小さな子供のような表情に、真はまた笑った。
「あはは、真っ赤……」
赤く、熱くなった頬を撫でながら真が笑う。
「かわいいね、泉さん」
笑顔のまま、目を少し細め、本物の小さな子供を見つめるような眼差しを泉に向けて言う。すると、時間が止まる魔法にでもかかってしまったかのように、涙に濡れた青い瞳を大きく見開き、布団から顔半分を覗かせた状態で、泉はじっと固まってしまった。
しばらくの間、そうして真を見続けていた泉の目を覚ますかのよう、窓の外でカラスが鳴いた。

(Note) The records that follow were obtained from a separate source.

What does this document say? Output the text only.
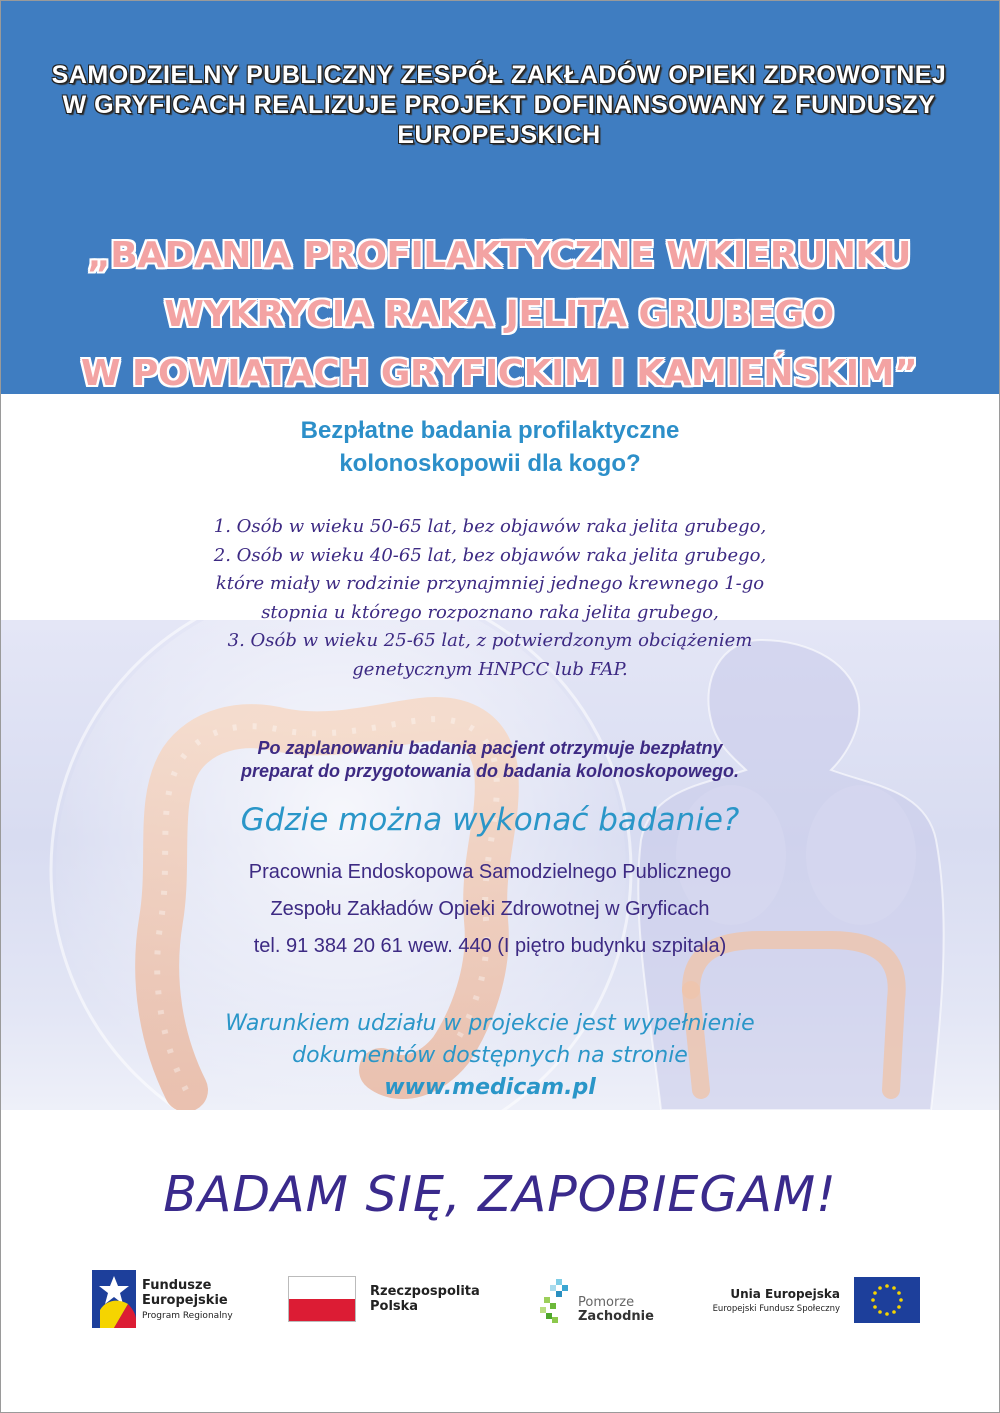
SAMODZIELNY PUBLICZNY ZESPÓŁ ZAKŁADÓW OPIEKI ZDROWOTNEJ W GRYFICACH REALIZUJE PROJEKT DOFINANSOWANY Z FUNDUSZY EUROPEJSKICH
„BADANIA PROFILAKTYCZNE WKIERUNKU
WYKRYCIA RAKA JELITA GRUBEGO
W POWIATACH GRYFICKIM I KAMIEŃSKIM”
Bezpłatne badania profilaktyczne
kolonoskopowii dla kogo?
1. Osób w wieku 50-65 lat, bez objawów raka jelita grubego,
2. Osób w wieku 40-65 lat, bez objawów raka jelita grubego,
które miały w rodzinie przynajmniej jednego krewnego 1-go
stopnia u którego rozpoznano raka jelita grubego,
3. Osób w wieku 25-65 lat, z potwierdzonym obciążeniem
genetycznym HNPCC lub FAP.
Po zaplanowaniu badania pacjent otrzymuje bezpłatny
preparat do przygotowania do badania kolonoskopowego.
Gdzie można wykonać badanie?
Pracownia Endoskopowa Samodzielnego Publicznego
Zespołu Zakładów Opieki Zdrowotnej w Gryficach
tel. 91 384 20 61 wew. 440 (I piętro budynku szpitala)
Warunkiem udziału w projekcie jest wypełnienie
dokumentów dostępnych na stronie
www.medicam.pl
BADAM SIĘ, ZAPOBIEGAM!
Fundusze
Europejskie
Program Regionalny
Rzeczpospolita
Polska	Pomorze
Zachodnie
Unia Europejska
Europejski Fundusz Społeczny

カーカーと、やけに夕焼けに映える声で鳴くカラスへと一度視線を向けた泉は、すぐに真へと視線を戻し、それから、「ちがうよ、ゆうくん」と、頬を膨らませた。
「……ソレじゃない」
それに、泉が頬を膨らませる。
『ソレ』を言われて嬉しかった気持ちはもちろんあるが、期待していた言葉ではなかった。
「あれ?違かった?」
ごめんね。
悪びれず言ってくる真に、「おにいちゃん、大好きって言ってほしかった」と文句を垂れれば、「おにいちゃんとキスは出来ないでしょ」と、熱くなった鼻先にキスを一つ落としてきた。